Sharozza avait les yeux écarquillés. Et moi aussi. Les Gemmes de Yaraé s’étaient mises à briller. Et à crier par bréjique. Les Yaragas se lamentaient.

“Moi, je ne voulais pas mourir !” assurait l’un.

“Lotus nous a laissé une mission !” disait un autre. “Il nous a chargé de protéger les Gemmes qui ont causé tant de douleur dans le passé ! Nous les avons protégées contre la Guilde ! Personne ne s’approchera plus jamais de notre relique ! La Guilde ne nous écrasera plus jamais !”

“Maman !” criait une fillette, en pleurs. “Je veux sortir, je veux sortir !”

Bientôt, ma tête s’emplit d’un brouhaha tonitruant. Combien étaient-ils ? Quarante ? Soixante ? Cent ? Trop pour les comprendre tous. Comment Rao était-elle parvenue à fonder une secte aussi nombreuse ? Comment l’avait-elle abandonnée sans la démanteler avant ? Était-ce vrai… qu’elle leur avait demandé de protéger les Gemmes ? Étaient-ce réellement des fanatiques ? Ou alors des idéalistes ? Quelle était la différence ?

“Je veux sortir !” répétaient plusieurs enfants.

“Alors, sortez !” leur répliqua Kala. “Pourquoi restez-vous à l’intérieur ? Sortez !”

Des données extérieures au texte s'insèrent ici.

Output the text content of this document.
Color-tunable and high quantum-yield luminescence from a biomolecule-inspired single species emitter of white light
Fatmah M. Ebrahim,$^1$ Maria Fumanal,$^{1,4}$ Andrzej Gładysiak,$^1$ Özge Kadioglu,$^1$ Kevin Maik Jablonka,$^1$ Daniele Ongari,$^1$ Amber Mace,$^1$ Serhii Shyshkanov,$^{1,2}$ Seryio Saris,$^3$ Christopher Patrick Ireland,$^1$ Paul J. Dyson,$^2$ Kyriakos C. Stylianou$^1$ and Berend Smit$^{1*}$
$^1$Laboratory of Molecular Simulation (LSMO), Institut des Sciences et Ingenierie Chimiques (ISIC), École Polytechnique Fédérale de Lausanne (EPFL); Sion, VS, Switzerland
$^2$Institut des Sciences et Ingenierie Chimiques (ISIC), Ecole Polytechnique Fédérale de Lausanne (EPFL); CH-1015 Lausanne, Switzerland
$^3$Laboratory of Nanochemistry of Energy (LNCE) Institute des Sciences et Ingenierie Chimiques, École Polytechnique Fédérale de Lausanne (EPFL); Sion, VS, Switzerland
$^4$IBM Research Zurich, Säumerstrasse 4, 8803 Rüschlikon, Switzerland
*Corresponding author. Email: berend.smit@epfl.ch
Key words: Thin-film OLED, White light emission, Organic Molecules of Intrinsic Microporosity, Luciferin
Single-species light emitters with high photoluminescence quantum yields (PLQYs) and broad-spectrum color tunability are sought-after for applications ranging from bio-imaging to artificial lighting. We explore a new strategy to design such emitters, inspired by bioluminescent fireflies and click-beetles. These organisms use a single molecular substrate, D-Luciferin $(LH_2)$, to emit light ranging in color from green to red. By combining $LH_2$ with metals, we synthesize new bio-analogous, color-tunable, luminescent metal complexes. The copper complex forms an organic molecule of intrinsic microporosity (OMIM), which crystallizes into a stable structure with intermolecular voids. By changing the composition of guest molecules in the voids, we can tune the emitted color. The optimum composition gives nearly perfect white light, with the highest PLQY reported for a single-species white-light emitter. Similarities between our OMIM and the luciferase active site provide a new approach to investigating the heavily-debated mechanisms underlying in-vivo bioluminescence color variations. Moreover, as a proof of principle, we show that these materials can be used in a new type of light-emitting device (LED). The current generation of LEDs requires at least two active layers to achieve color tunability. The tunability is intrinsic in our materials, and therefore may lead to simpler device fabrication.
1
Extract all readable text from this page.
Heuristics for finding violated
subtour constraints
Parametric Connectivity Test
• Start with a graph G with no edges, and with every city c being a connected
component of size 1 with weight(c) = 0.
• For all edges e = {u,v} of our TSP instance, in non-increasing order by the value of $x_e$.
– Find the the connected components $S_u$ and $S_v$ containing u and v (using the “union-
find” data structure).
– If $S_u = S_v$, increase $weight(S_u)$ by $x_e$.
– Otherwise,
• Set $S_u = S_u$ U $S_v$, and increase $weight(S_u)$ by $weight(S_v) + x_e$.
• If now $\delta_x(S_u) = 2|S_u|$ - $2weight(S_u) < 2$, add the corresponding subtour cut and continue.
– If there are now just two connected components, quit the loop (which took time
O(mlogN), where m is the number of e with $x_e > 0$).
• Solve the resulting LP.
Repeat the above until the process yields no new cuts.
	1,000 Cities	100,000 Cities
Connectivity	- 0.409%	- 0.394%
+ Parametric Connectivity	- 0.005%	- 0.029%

Et comment diables allaient-ils sortir s’ils n’avaient pas de corps ? Je soufflai. Kala délirait. Il était impossible de tenter de discuter avec ces gens. Ils étaient désespérés, dégoûtés de la vie et, aux paroles que j’entendais contre la Guilde, je compris que plus d’un avait souffert les conséquences de la Guerre de la Contre-Balance. La haine les animait avec une force certaine : les Gemmes de Yaraé commencèrent à émettre un sifflement perceptible dans toute la salle. Plusieurs membres de l’équipe des Rotaeda, inquiets, s’interrogèrent entre eux. Les Yaragas hurlaient si fort qu’on aurait presque dit… qu’ils allaient faire exploser les Gemmes. Ce qui, d’un côté, ne m’aurait pas déplu, car cela aurait signifié que la Guilde n’allait pas pouvoir les utiliser pour ses expériences. Mais, d’un autre côté, j’allais me retrouver sans récompense… et, avec l’explosion, peut-être n’allions-nous pas sortir de là indemnes.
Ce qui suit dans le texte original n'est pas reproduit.